There’s nothing new about Scalia’s making outrageous remarks, both on and off the bench. He’s been doing it his entire judicial career. On “Fox News Sunday,” for example, shortly after the July movie theater shooting in Aurora, Colo., Scalia defended the right of Americans to arm themselves with any “hand-carried” weapon. “It doesn’t apply to cannons,” he explained. “But I suppose there are hand-held rocket launchers that can bring down airplanes that will have to be decided.” And there’s no doubt how Scalia would vote.
At an October book-signing, as reported by Nina Strochlic of the Daily Beast, Scalia cavalierly dismissed three Supreme Court-weighty issues: “The death penalty? Give me a break. It’s easy. Abortion? Absolutely easy. Nobody ever thought the Constitution prevented restrictions on abortion. Homosexual sodomy? Come on. For 200 years, it was criminal in every state.”
Not even the pope, apparently, hates homosexuality as much as Scalia. In Lawrence v. Texas, he not only dissented from the court’s decision to strike down the state’s anti-sodomy statute, he accused the court of allowing for anything goes. From now on, argued Scalia, “state laws against bigamy, same-sex marriage, adult incest, prostitution, masturbation, adultery, fornication, bestiality, and obscenity” are all “called into question.”

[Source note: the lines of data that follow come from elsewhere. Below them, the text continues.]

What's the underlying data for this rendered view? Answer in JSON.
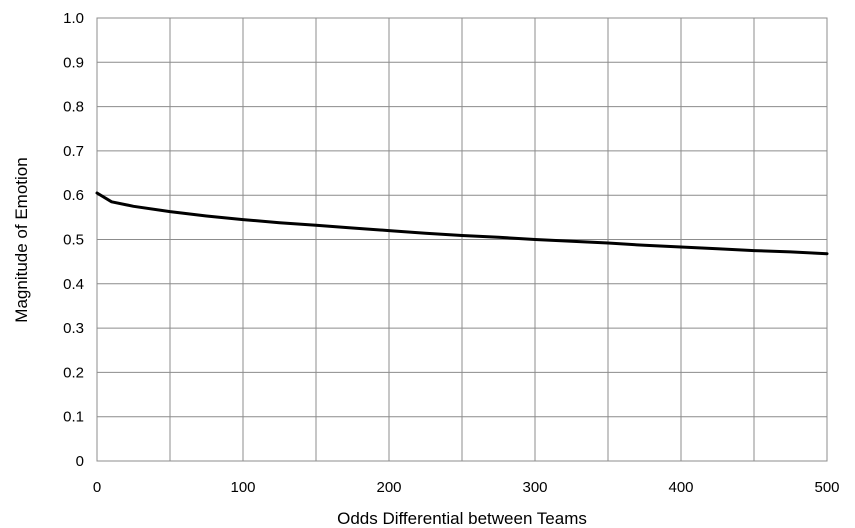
{
  "chart_data": {
    "type": "line",
    "title": "",
    "xlabel": "Odds Differential between Teams",
    "ylabel": "Magnitude of Emotion",
    "xlim": [
      0,
      500
    ],
    "ylim": [
      0,
      1.0
    ],
    "grid": true,
    "legend": "none",
    "x_ticks": [
      "0",
      "100",
      "200",
      "300",
      "400",
      "500"
    ],
    "y_ticks": [
      "0",
      "0.1",
      "0.2",
      "0.3",
      "0.4",
      "0.5",
      "0.6",
      "0.7",
      "0.8",
      "0.9",
      "1.0"
    ],
    "series": [
      {
        "color": "#000000",
        "x": [
          0,
          10,
          25,
          50,
          75,
          100,
          125,
          150,
          175,
          200,
          225,
          250,
          275,
          300,
          325,
          350,
          375,
          400,
          425,
          450,
          475,
          500
        ],
        "y": [
          0.605,
          0.585,
          0.575,
          0.563,
          0.553,
          0.545,
          0.538,
          0.532,
          0.526,
          0.52,
          0.514,
          0.509,
          0.505,
          0.5,
          0.496,
          0.492,
          0.487,
          0.483,
          0.479,
          0.475,
          0.472,
          0.468
        ]
      }
    ]
  }
}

Continuing his obsession with homosexuality, Scalia outdid himself this week. Speaking at Princeton University, Scalia defended equating laws against sodomy with laws against bestiality – and then took it a step further. “If we cannot have moral feelings against homosexuality,” he asked, “can we have it against murder?” Murder? Seriously? He does not recognize the difference between consensual sex between two same-sex adults and murder? Sometimes, it’s hard to tell the difference between Scalia law and Shariah law!
Now, here’s the problem. It’s OK for someone to hold those views, no matter how warped. It’s scary that someone so homophobic, and so close-minded, should sit on the Supreme Court. But it’s totally wrong for anyone with those views to be in a position to rule on any issue related to gay rights. After equating homosexuality with murder, how can he possibly consider the facts and rule fairly on same-sex marriage?
Unfortunately, the answer to that question is entirely up to Scalia himself. Unlike lower courts, where judges are required to step aside in cases where their “impartiality might reasonably be questioned,” Supreme Court justices face no such legal obligation – only the obligation of their own conscience, assuming they have one.
Some justices take that obligation seriously. In January 2012, Justice Sonia Sotomayor recused herself from a case where TV networks challenged the FCC’s indecency rules. Why? Because she’d heard the case on a lower court. Before joining the highest court, Sotomayor recused herself 141 times in her 17 years as a federal judge – once only because the plaintiff in the case was a diabetic, and she’s a diabetic herself.
Scalia, on the other hand, operates as if he has no conscience at all, as he demonstrated in 2004 when the Sierra Club and others demanded he refrain from ruling on whether or not Vice President Cheney should release secret records of his energy task force. With that case pending before the court, Scalia went duck hunting with Cheney – actually flew to Louisiana in Cheney’s government jet – yet still refused to recuse himself from the case. A decision he later said was “the proudest thing I have done on the bench.”
The two marriage-equality cases are much more important than the Cheney case, because they involve a fundamental question of constitutional rights. Having already spoken so forcefully against gay rights, Scalia must voluntarily recuse himself from the case. If he refuses, Chief Justice John Roberts should publicly demand that he do so.